Gehorsam wedelte Pebbles mit dem Schwanz und begann dann, an den Beinen des Bettes herumzuschnüffeln, die, zum Schutz gegen Ameisen, in mit Wasser gefüllten Campbell’s-Suppendosen standen.

Lu See fand jedoch keine Ruhe. Nur wenige Augenblicke später verließ sie das Bett wieder und ging zu ihrem Schreibtisch hinüber, wo sie einen Stapel Zeitschriften zur Seite schob und sich dann dem Brief zuwandte, den sie vor drei Tagen zu schreiben begonnen hatte. Es war ein Brief an Sum Sum. Nachdem Lu See Ende 1937 aus Cambridge zurückgekehrt war, hatte sie acht Jahre lang nichts von Sum Sum gehört. Erst nach dem Krieg hatte Sum Sums Bruder Hesha ihr einen Brief von ihrer Freundin ausgehändigt. Auf diese Weise hatte Lu See erfahren, dass Sum Sum in das Nonnenkloster Ani Trangkhung in Lhasa eingetreten war. Lu See hatte sich daraufhin bemüht, eine Einreisegenehmigung für Tibet zu bekommen. Das tibetische Außenministerium hatte sich jedoch konsequent geweigert, ihr das notwendige Visum auszustellen.

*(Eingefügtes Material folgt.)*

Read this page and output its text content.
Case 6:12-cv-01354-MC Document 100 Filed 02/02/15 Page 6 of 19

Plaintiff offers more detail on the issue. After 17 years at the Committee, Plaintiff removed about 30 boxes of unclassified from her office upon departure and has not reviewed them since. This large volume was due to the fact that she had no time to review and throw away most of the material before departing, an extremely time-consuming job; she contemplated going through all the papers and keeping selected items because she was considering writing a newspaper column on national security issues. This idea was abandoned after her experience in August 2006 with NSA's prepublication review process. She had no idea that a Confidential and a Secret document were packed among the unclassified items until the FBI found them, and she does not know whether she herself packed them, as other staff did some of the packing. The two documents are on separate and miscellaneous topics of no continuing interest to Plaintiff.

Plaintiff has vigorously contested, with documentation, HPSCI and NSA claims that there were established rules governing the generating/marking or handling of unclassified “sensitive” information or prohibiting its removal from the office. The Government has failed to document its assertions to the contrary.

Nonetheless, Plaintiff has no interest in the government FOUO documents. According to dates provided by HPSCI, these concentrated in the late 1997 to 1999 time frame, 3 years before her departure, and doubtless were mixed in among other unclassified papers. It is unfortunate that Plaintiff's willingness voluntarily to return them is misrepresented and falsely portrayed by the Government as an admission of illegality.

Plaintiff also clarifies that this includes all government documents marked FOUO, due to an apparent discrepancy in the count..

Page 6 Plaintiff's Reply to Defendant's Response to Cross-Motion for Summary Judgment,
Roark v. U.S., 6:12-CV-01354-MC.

Den Stift in der Hand, ließ sie ihre Augen langsam über die Seite wandern.

Meine liebste Sum Sum,

noch immer gibt es keine Nachricht von Mabel. Ich weiß, dass ich sie verletzt habe, als ich ihr von ihrer Herkunft erzählt habe, aber es ist mir einfach unbegreiflich, warum sie auf diese Art und Weise rebelliert und ihr Leben für eine Sache aufs Spiel setzt, die sie überhaupt nicht versteht. War ich vielleicht zu fürsorglich? Versucht sie sich dafür jetzt bei mir zu revanchieren, indem sie so töricht handelt? Jetzt weiß ich auch, wie sich meine arme Mutter gefühlt haben muss, als ich vor so vielen Jahren ohne ihr Wissen nach England abgereist bin.

In Kuala Lumpur hat sich die Lage einigermaßen beruhigt, aber auf den Straßen gibt es noch immer Auseinandersetzungen, vor allem jetzt, da die neue Verfassung in Kraft getreten ist. Ich fürchte, dass es zwischen den Chinesen und den Malaien schon bald mehr als nur böses Blut geben wird.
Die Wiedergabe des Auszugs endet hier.